What Keeps Marriages Together? It Depends on Your Gender! A landmark study digs deep into what keeps couples together and what breaks them apart. Here are 6 of them. BY TERRI ORBUCH, PH.D.
What makes a successful marriage depend on your gender.
“ When men are close to their mother-in-law and other key members of the wife's family, the couple is 20% less likely to divorce.”
For more than a quarter century, I've been observing and interviewing the same 746 individuals, who began as 373 newly married couples, all who got married in 1986. Over the years, 46% have divorced, which is consistent with the national statistics.
My landmark study, which is funded by the National Institutes of Health, is the longest-running study of its kind. It has yielded fascinating information about what keeps couples together and happy, and what breaks them apart. Some of the most interesting findings from the study pertain to gender differences.
Men and women have real differences when it comes to what they want and need in order to stay happy and together in the relationship. Here are six of them.
1. Men want less relationship talk. Unlike women, who love and need to "check in" about their feelings and the relationship often, for men, too much relationship talk causes real distress and is a predictor of divorce down the road. When wives say, "We need to talk," or "Let's talk about us," husbands automatically believe they're in trouble and feel upset.
2. Men want to be fussed over. Men crave frequent compliments, hand holding, attention, and validation, known as affective affirmation. Unlike women, who get this good stuff on a regular basis from girlfriends, family, co-workers, and even strangers, men get it mostly from wives. Husbands who report a lack of affective affirmation from their wives are two times more likely to divorce.
3. Men need to be close to their in-laws. When men are close to their mother-in-law and other key members of the wife's family, the couple is 20% less likely to divorce. Women want their husbands to have this connection. The same is not true for wives, however. When wives have a very close bond with their in-laws, the couple is 20% more likely to divorce!
4. Women need closure after conflict.

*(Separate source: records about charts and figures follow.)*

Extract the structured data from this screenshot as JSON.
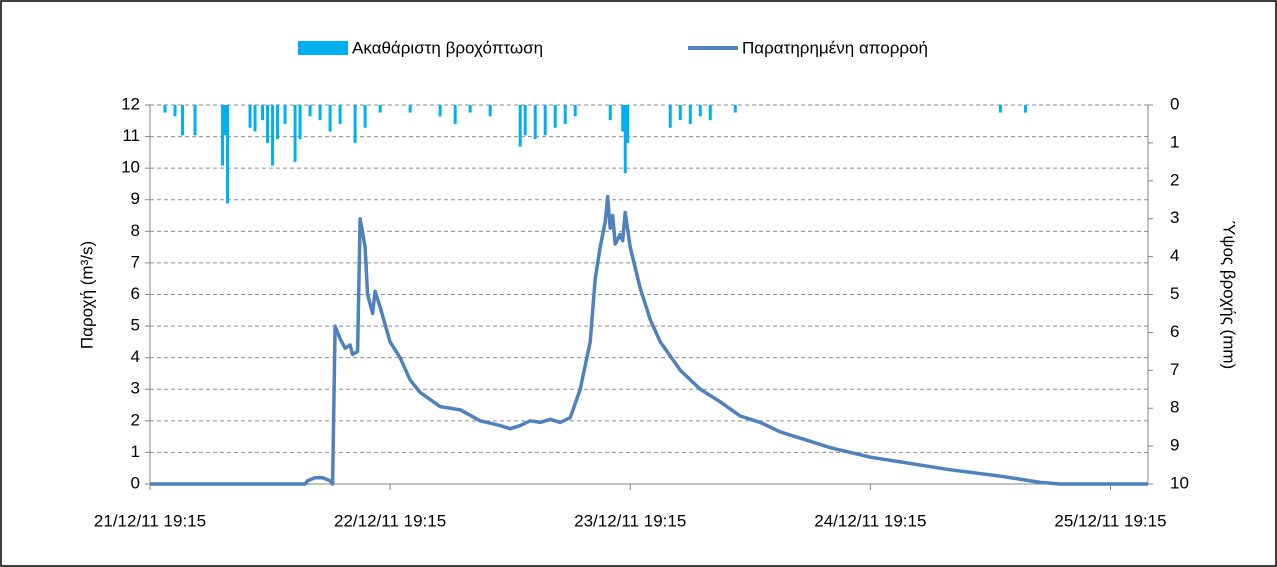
{
  "chart_data": {
    "type": "bar-line",
    "xlim": [
      "21/12/11 19:15",
      "25/12/11 23:00"
    ],
    "xticks": [
      "21/12/11 19:15",
      "22/12/11 19:15",
      "23/12/11 19:15",
      "24/12/11 19:15",
      "25/12/11 19:15"
    ],
    "ylim": [
      0,
      12
    ],
    "yticks": [
      0,
      1,
      2,
      3,
      4,
      5,
      6,
      7,
      8,
      9,
      10,
      11,
      12
    ],
    "y2lim": [
      0,
      10
    ],
    "y2ticks": [
      0,
      1,
      2,
      3,
      4,
      5,
      6,
      7,
      8,
      9,
      10
    ],
    "y2_inverted": true,
    "ylabel": "Παροχή (m³/s)",
    "y2label": "Ύψος βροχής (mm)",
    "grid": true,
    "legend": "top",
    "series": [
      {
        "name": "Ακαθάριστη βροχόπτωση",
        "color": "#00b0f0",
        "axis": "y2",
        "kind": "bar",
        "x": [
          "21/12/11 20:45",
          "21/12/11 21:45",
          "21/12/11 22:30",
          "21/12/11 23:45",
          "22/12/11 02:30",
          "22/12/11 02:45",
          "22/12/11 03:00",
          "22/12/11 05:15",
          "22/12/11 05:45",
          "22/12/11 06:30",
          "22/12/11 07:00",
          "22/12/11 07:30",
          "22/12/11 08:00",
          "22/12/11 08:45",
          "22/12/11 09:45",
          "22/12/11 10:15",
          "22/12/11 11:15",
          "22/12/11 12:15",
          "22/12/11 13:15",
          "22/12/11 14:15",
          "22/12/11 15:45",
          "22/12/11 16:45",
          "22/12/11 18:15",
          "22/12/11 21:15",
          "23/12/11 00:15",
          "23/12/11 01:45",
          "23/12/11 03:15",
          "23/12/11 05:15",
          "23/12/11 08:15",
          "23/12/11 08:45",
          "23/12/11 09:45",
          "23/12/11 10:45",
          "23/12/11 11:45",
          "23/12/11 12:45",
          "23/12/11 13:45",
          "23/12/11 17:15",
          "23/12/11 18:30",
          "23/12/11 18:45",
          "23/12/11 19:00",
          "23/12/11 23:15",
          "24/12/11 00:15",
          "24/12/11 01:15",
          "24/12/11 02:15",
          "24/12/11 03:15",
          "24/12/11 05:45",
          "25/12/11 08:15",
          "25/12/11 10:45"
        ],
        "values": [
          0.2,
          0.3,
          0.8,
          0.8,
          1.6,
          0.8,
          2.6,
          0.6,
          0.7,
          0.4,
          1.0,
          1.6,
          0.9,
          0.5,
          1.5,
          0.9,
          0.3,
          0.4,
          0.7,
          0.5,
          1.0,
          0.6,
          0.2,
          0.2,
          0.3,
          0.5,
          0.2,
          0.3,
          1.1,
          0.8,
          0.9,
          0.8,
          0.6,
          0.5,
          0.3,
          0.4,
          0.7,
          1.8,
          1.0,
          0.6,
          0.4,
          0.5,
          0.3,
          0.4,
          0.2,
          0.2,
          0.2
        ]
      },
      {
        "name": "Παρατηρημένη απορροή",
        "color": "#4f81bd",
        "axis": "y",
        "kind": "line",
        "x": [
          "21/12/11 19:15",
          "22/12/11 10:45",
          "22/12/11 11:00",
          "22/12/11 11:45",
          "22/12/11 12:30",
          "22/12/11 13:15",
          "22/12/11 13:30",
          "22/12/11 13:45",
          "22/12/11 14:15",
          "22/12/11 14:45",
          "22/12/11 15:15",
          "22/12/11 15:30",
          "22/12/11 16:00",
          "22/12/11 16:15",
          "22/12/11 16:45",
          "22/12/11 17:00",
          "22/12/11 17:30",
          "22/12/11 17:45",
          "22/12/11 18:15",
          "22/12/11 19:15",
          "22/12/11 20:15",
          "22/12/11 21:15",
          "22/12/11 22:15",
          "23/12/11 00:15",
          "23/12/11 02:15",
          "23/12/11 04:15",
          "23/12/11 06:15",
          "23/12/11 07:15",
          "23/12/11 08:15",
          "23/12/11 09:15",
          "23/12/11 10:15",
          "23/12/11 11:15",
          "23/12/11 12:15",
          "23/12/11 13:15",
          "23/12/11 14:15",
          "23/12/11 15:15",
          "23/12/11 15:45",
          "23/12/11 16:15",
          "23/12/11 16:45",
          "23/12/11 17:00",
          "23/12/11 17:15",
          "23/12/11 17:30",
          "23/12/11 17:45",
          "23/12/11 18:15",
          "23/12/11 18:30",
          "23/12/11 18:45",
          "23/12/11 19:15",
          "23/12/11 20:15",
          "23/12/11 21:15",
          "23/12/11 22:15",
          "24/12/11 00:15",
          "24/12/11 02:15",
          "24/12/11 04:15",
          "24/12/11 06:15",
          "24/12/11 08:15",
          "24/12/11 10:15",
          "24/12/11 12:15",
          "24/12/11 15:15",
          "24/12/11 19:15",
          "24/12/11 22:15",
          "25/12/11 03:15",
          "25/12/11 08:15",
          "25/12/11 12:15",
          "25/12/11 14:15",
          "25/12/11 23:00"
        ],
        "values": [
          0,
          0,
          0.1,
          0.2,
          0.2,
          0.1,
          0,
          5.0,
          4.6,
          4.3,
          4.4,
          4.1,
          4.2,
          8.4,
          7.5,
          6.0,
          5.4,
          6.1,
          5.6,
          4.5,
          4.0,
          3.3,
          2.9,
          2.45,
          2.35,
          2.0,
          1.85,
          1.75,
          1.85,
          2.0,
          1.95,
          2.05,
          1.95,
          2.1,
          3.0,
          4.5,
          6.5,
          7.5,
          8.3,
          9.1,
          8.1,
          8.5,
          7.6,
          7.9,
          7.7,
          8.6,
          7.5,
          6.2,
          5.2,
          4.5,
          3.6,
          3.0,
          2.6,
          2.15,
          1.95,
          1.65,
          1.45,
          1.15,
          0.85,
          0.7,
          0.45,
          0.25,
          0.05,
          0,
          0
        ]
      }
    ]
  }
}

Women get very distressed by conflict and need to feel that all loose ends were tied up before moving on. If this means picking up the discussion the next day to rehash, so be it. Men do conflict in a completely different way. They argue, then let go. In fact, men are often unable to recall what the argument was about the following day. When women report unresolved conflict, that couple is more likely to divorce over time.
5. Women thrive on prayer. The more religious a wife is, the less likely the couple is to divorce. The same is not true for men. There appears to be no significant link between a husband's religious practices and the coupleís stability over time.
6. Women do better with more education. The more education a woman has, the more likely it is that her marriage will last. In fact, the odds of divorce for a couple decrease 23% for every year of higher education she receives.
Bottom line: When we study husbands and wives, we discover that men and women are different when it comes to relationships. This is a small sampling of those differences. When we learn about what makes the other gender tick, particularly in terms of how it affects the marriage, we can find ways to accommodate or be more accepting of our spouse's differences.